Inspired by programs that return 1 on success, exesexe lets you wrap a call
to an executable and selectively override its return codes. This allows you,
for example, to use an aberrant installer with configuration management
software that expects programs to return 0 when successful.

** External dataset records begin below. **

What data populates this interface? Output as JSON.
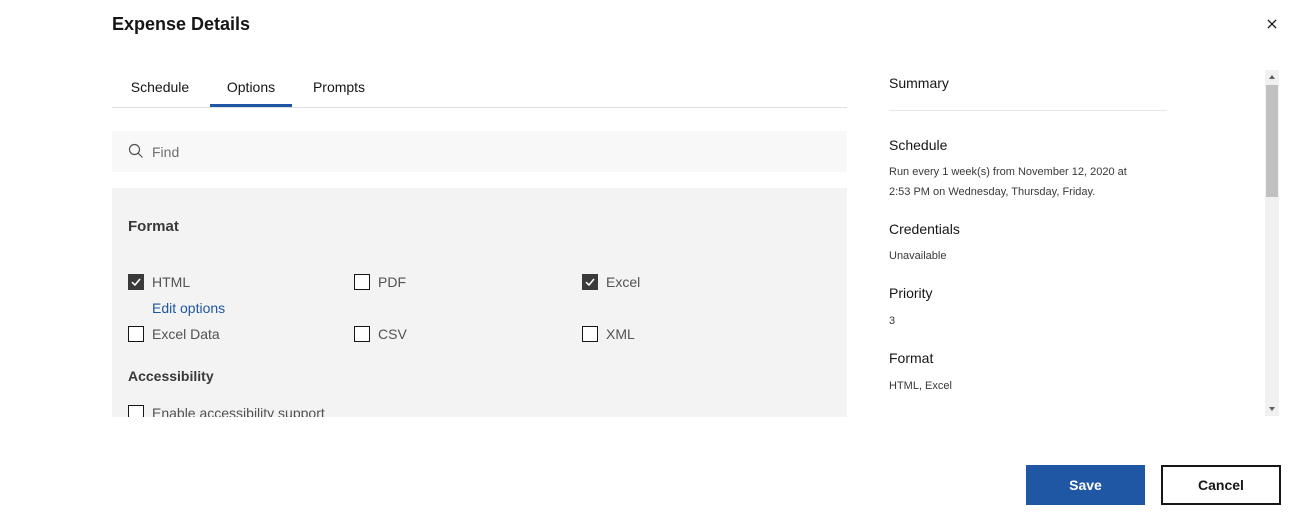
{
  "dialog": {
    "title": "Expense Details"
  },
  "tabs": [
    {
      "label": "Schedule",
      "active": false
    },
    {
      "label": "Options",
      "active": true
    },
    {
      "label": "Prompts",
      "active": false
    }
  ],
  "find": {
    "placeholder": "Find"
  },
  "format_section": {
    "title": "Format",
    "options": [
      {
        "label": "HTML",
        "checked": true
      },
      {
        "label": "PDF",
        "checked": false
      },
      {
        "label": "Excel",
        "checked": true
      },
      {
        "label": "Excel Data",
        "checked": false
      },
      {
        "label": "CSV",
        "checked": false
      },
      {
        "label": "XML",
        "checked": false
      }
    ],
    "edit_options_link": "Edit options"
  },
  "accessibility_section": {
    "title": "Accessibility",
    "option": {
      "label": "Enable accessibility support",
      "checked": false
    }
  },
  "summary": {
    "heading": "Summary",
    "schedule_label": "Schedule",
    "schedule_line1": "Run every 1 week(s) from November 12, 2020 at",
    "schedule_line2": "2:53 PM on Wednesday, Thursday, Friday.",
    "credentials_label": "Credentials",
    "credentials_value": "Unavailable",
    "priority_label": "Priority",
    "priority_value": "3",
    "format_label": "Format",
    "format_value": "HTML, Excel"
  },
  "actions": {
    "save_label": "Save",
    "cancel_label": "Cancel"
  },
  "colors": {
    "accent": "#1f57a4",
    "panel_bg": "#f3f3f3",
    "checkbox_checked": "#3a3a3a"
  },
  "icons": {
    "close": "close-icon",
    "search": "search-icon",
    "checkmark": "checkmark-icon",
    "scroll_up": "caret-up-icon",
    "scroll_down": "caret-down-icon"
  }
}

exesexe will use the first argument it receives as its own directive, but all
other arguments will be executed without modification. The directive is a
comma-separated list, where each segment may have one of these forms:

```
1      whitelist 1 (convert to 0)
-1=2   substitute -1 with 2
5:8=9  substitute 5, 6, 7, and 8 with 9
!1     blacklist 1 (don't convert 1 at all; convert everything else to 0)
*=3    substitute all others with 3
```

Examples:
  * `1,-1,2=3`
    * Convert 1 and -1 to 0.
    * Convert 2 to 3.

  * `!2`
    * Don't convert 2.
    * Convert everything else to 0.

  * `!-4=2`
    * Don't convert -4.
    * Convert everything else to 2.

  * `*=10`
    * Return 10 no matter what.

The precedence order is whitelists, specific substitutions, blacklists,
then *-substitutions, so `*=4,1=2,!3` would convert 1 to 2 rather than 4 or 0.
The lexical order only matters for overlapping segments, like `1=0,1=2`,
where the rightmost segment overrides the left segments.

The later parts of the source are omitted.